February Flash Fiction: The Overall Rhythm by William Doreski

The Overall Rhythm

William Doreski

Traffic skews right, then left, dodging itself. All I want is an honest cup of joe, but the cop on the corner waves me off, his hand on his pistol. Green sky threatens to sicken even more. The populace indulges sighs that make mobile phones weep. Chairs scrape across rooftops as witnesses compete for a view. Someone lies dead in the grass in front of the Baptist church. No, the corpse rises, stretches, grins. The cop questions me. Did I really think that fellow dead? What’s my motive? Stars bloom in the green sky. They
aren’t exactly stars but the buttons that keep us decently clothed. Or so the cop says. Who
am I, neutral citizen, to disagree? The infamous twilight descends at stroke of noon. Traffic halts in its honor.

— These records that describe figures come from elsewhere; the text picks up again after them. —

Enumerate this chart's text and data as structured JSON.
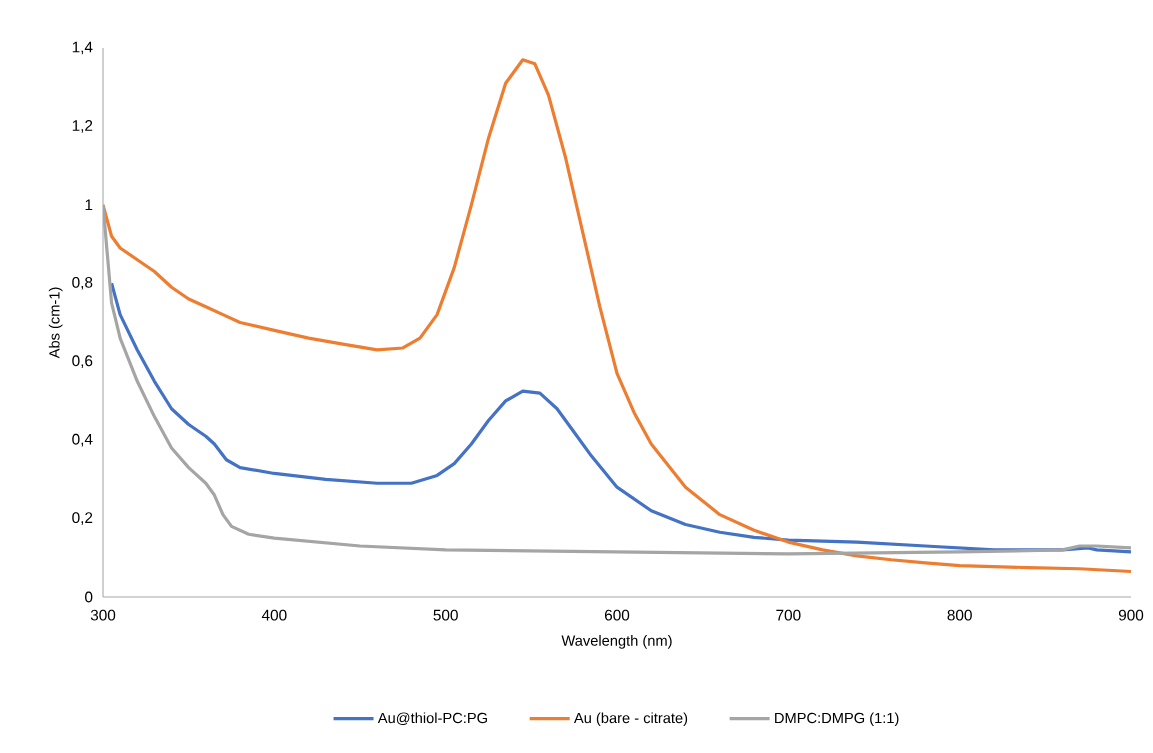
{
  "chart_data": {
    "type": "line",
    "xlabel": "Wavelength (nm)",
    "ylabel": "Abs (cm-1)",
    "xlim": [
      300,
      900
    ],
    "xticks": [
      300,
      400,
      500,
      600,
      700,
      800,
      900
    ],
    "ylim": [
      0,
      1.4
    ],
    "yticks": [
      0,
      {
        "value": 0.2,
        "label": "0,2"
      },
      {
        "value": 0.4,
        "label": "0,4"
      },
      {
        "value": 0.6,
        "label": "0,6"
      },
      {
        "value": 0.8,
        "label": "0,8"
      },
      1,
      {
        "value": 1.2,
        "label": "1,2"
      },
      {
        "value": 1.4,
        "label": "1,4"
      }
    ],
    "legend": "bottom",
    "marker": "none",
    "line_style": "solid",
    "series": [
      {
        "name": "Au@thiol-PC:PG",
        "color": "#4472c4",
        "x": [
          305,
          310,
          320,
          330,
          340,
          350,
          360,
          365,
          372,
          380,
          400,
          430,
          460,
          480,
          495,
          505,
          515,
          525,
          535,
          545,
          555,
          565,
          575,
          585,
          600,
          620,
          640,
          660,
          680,
          700,
          740,
          780,
          820,
          860,
          875,
          880,
          900
        ],
        "values": [
          0.8,
          0.72,
          0.63,
          0.55,
          0.48,
          0.44,
          0.41,
          0.39,
          0.35,
          0.33,
          0.315,
          0.3,
          0.29,
          0.29,
          0.31,
          0.34,
          0.39,
          0.45,
          0.5,
          0.525,
          0.52,
          0.48,
          0.42,
          0.36,
          0.28,
          0.22,
          0.185,
          0.165,
          0.152,
          0.145,
          0.14,
          0.13,
          0.12,
          0.12,
          0.125,
          0.12,
          0.115
        ]
      },
      {
        "name": "Au (bare - citrate)",
        "color": "#ed7d31",
        "x": [
          300,
          305,
          310,
          320,
          330,
          340,
          350,
          360,
          370,
          380,
          400,
          420,
          440,
          460,
          475,
          485,
          495,
          505,
          515,
          525,
          535,
          545,
          552,
          560,
          570,
          580,
          590,
          600,
          610,
          620,
          640,
          660,
          680,
          700,
          720,
          740,
          760,
          780,
          800,
          840,
          870,
          900
        ],
        "values": [
          1.0,
          0.92,
          0.89,
          0.86,
          0.83,
          0.79,
          0.76,
          0.74,
          0.72,
          0.7,
          0.68,
          0.66,
          0.645,
          0.63,
          0.635,
          0.66,
          0.72,
          0.84,
          1.0,
          1.17,
          1.31,
          1.37,
          1.36,
          1.28,
          1.12,
          0.93,
          0.74,
          0.57,
          0.47,
          0.39,
          0.28,
          0.21,
          0.17,
          0.14,
          0.12,
          0.105,
          0.095,
          0.087,
          0.08,
          0.075,
          0.072,
          0.065
        ]
      },
      {
        "name": "DMPC:DMPG (1:1)",
        "color": "#a5a5a5",
        "x": [
          300,
          305,
          310,
          320,
          330,
          340,
          350,
          360,
          365,
          370,
          375,
          385,
          400,
          450,
          500,
          600,
          700,
          800,
          860,
          870,
          880,
          900
        ],
        "values": [
          1.0,
          0.75,
          0.66,
          0.55,
          0.46,
          0.38,
          0.33,
          0.29,
          0.26,
          0.21,
          0.18,
          0.16,
          0.15,
          0.13,
          0.12,
          0.115,
          0.11,
          0.115,
          0.12,
          0.13,
          0.13,
          0.125
        ]
      }
    ]
  }
}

A skyscraper under construction sheds a beam that luckily misses everything living but stabs into the asphalt to become a monument to my folly. The cop laughs so hard he handcuffs himself and staggers away still smirking. Too bad the fragrance of honest joe has abandoned this city and gone to less pretentious sites. I should follow. I should abandon myself to the few primary colors left, and lilt myself into the overall rhythm, becoming intimate with my absence.

William Doreski’s work has appeared in various journals. He lives in New Hampshire and swats blackflies for a living.